Diante das reflexões apresentadas, torna-se evidente que, para a DPS, a aprovação de uma BNCC articulada ao seu projeto de Educação Básica se configura com um desafio a ser enfrentado pela própria classe. Portanto, questionamos: será que a BNCC aprovada pelo bloco no poder incorporou os interesses fundamentais da DPS? O documento aprovado se alinha aos fundamentos do projeto de Educação Básica da DPS? Essas questões podem ser respondidas ao analisarmos os fundamentos pedagógicos da BNCC.
As propagandas veiculadas pelo governo federal acerca da BNCC afirmam: “Todos os estudantes, de norte a sul do país, de escolas públicas ou particulares, terão os mesmos direitos de aprendizagem”, e ainda “Se a base da educação é a mesma, as oportunidades também serão”5. Porém, o contexto da economia política nacional aponta no sentido oposto, uma vez que estão sendo impetrados sérios ataques aos direitos sociais, como pode ser visto na aprovação da Emenda Constitucional 95, que congela os investimentos públicos em áreas sociais por 20 anos; Reforma trabalhista; Reforma da previdência; Reforma do Ensino Médio; Projeto escola sem partido; Política Nacional de Avaliação e Exames da Educação Básica; Leilões do pré-sal, bem como o avanço das privatizações.
5 Disponível em: https://www.youtube.com/watch?v=Fbz-cpct1W4, acesso em 11/11/2018 às 11:16h.
Ora, é sabido que uma educação de qualidade custa caro, e que há décadas os movimentos sociais e as entidades educacionais defendem a ampliação dos recursos do Produto Interno Bruto (PIB) para educação como necessários à melhoria da qualidade da mesma, pois o que se investe atualmente é insuficiente para resolver um déficit histórico das políticas sociais, em especial as voltadas à educação.
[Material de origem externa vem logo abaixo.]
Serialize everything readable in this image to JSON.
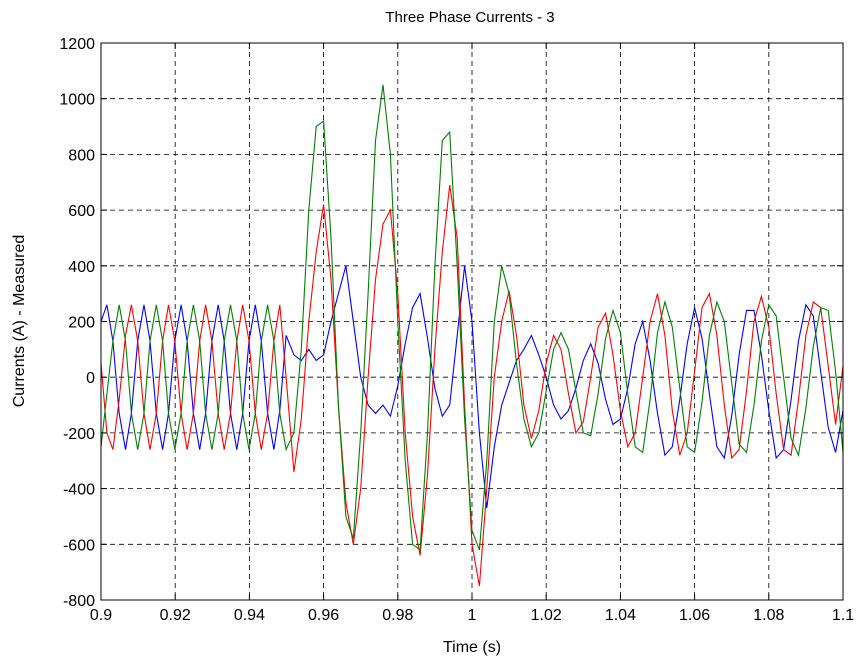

Sem isto, é ludibriosa a promessa de que “Todos os estudantes, de norte a sul do país, de escolas públicas ou particulares, terão os mesmos direitos de aprendizagem”. Afinal, isto não se faz sem condições adequadas de formação, trabalho, carreira e salário dos professores e demais profissionais do magistério, nem mesmo com escolas sucateadas e número de vagas insuficientes para atender à demanda por matrícula, em especial, na educação infantil, ensino médio e ensino superior.
A análise dos fundamentos pedagógicos da BNCC permite-nos desvendar os reais objetivos deste documento, que oficializa, no campo do currículo, o projeto empresarial de formação minimalista voltado às camadas populares. Conforme pode ser visto no excerto seguinte, o foco da formação centra-se no desenvolvimento de competências e habilidades. Tal orientação é justificada, predominantemente, por ser esta a abordagem exigida nas avaliações externas, a exemplo do Programa Internacional de Avaliação de Alunos (PISA), coordenado pela Organização para a Cooperação e Desenvolvimento Econômico (OCDE):
[...] desde as décadas finais do século XX e ao longo deste início do século XXI, o foco no desenvolvimento de competências tem orientado a maioria dos Estados e Municípios brasileiros e diferentes países na construção de seus currículos. É esse também o enfoque adotado nas avaliações internacionais da Organização para a Cooperação e Desenvolvimento Econômico (OCDE), que coordena o Programa Internacional de Avaliação de Alunos (Pisa, na sigla em inglês), e da Organização das Nações Unidas para a Educação, a Ciência e a Cultura (Unesco, na sigla em inglês), que instituiu o Laboratório Latino- americano de Avaliação da Qualidade da Educação para a América Latina (BRASIL, 2017, p.13, grifos nossos).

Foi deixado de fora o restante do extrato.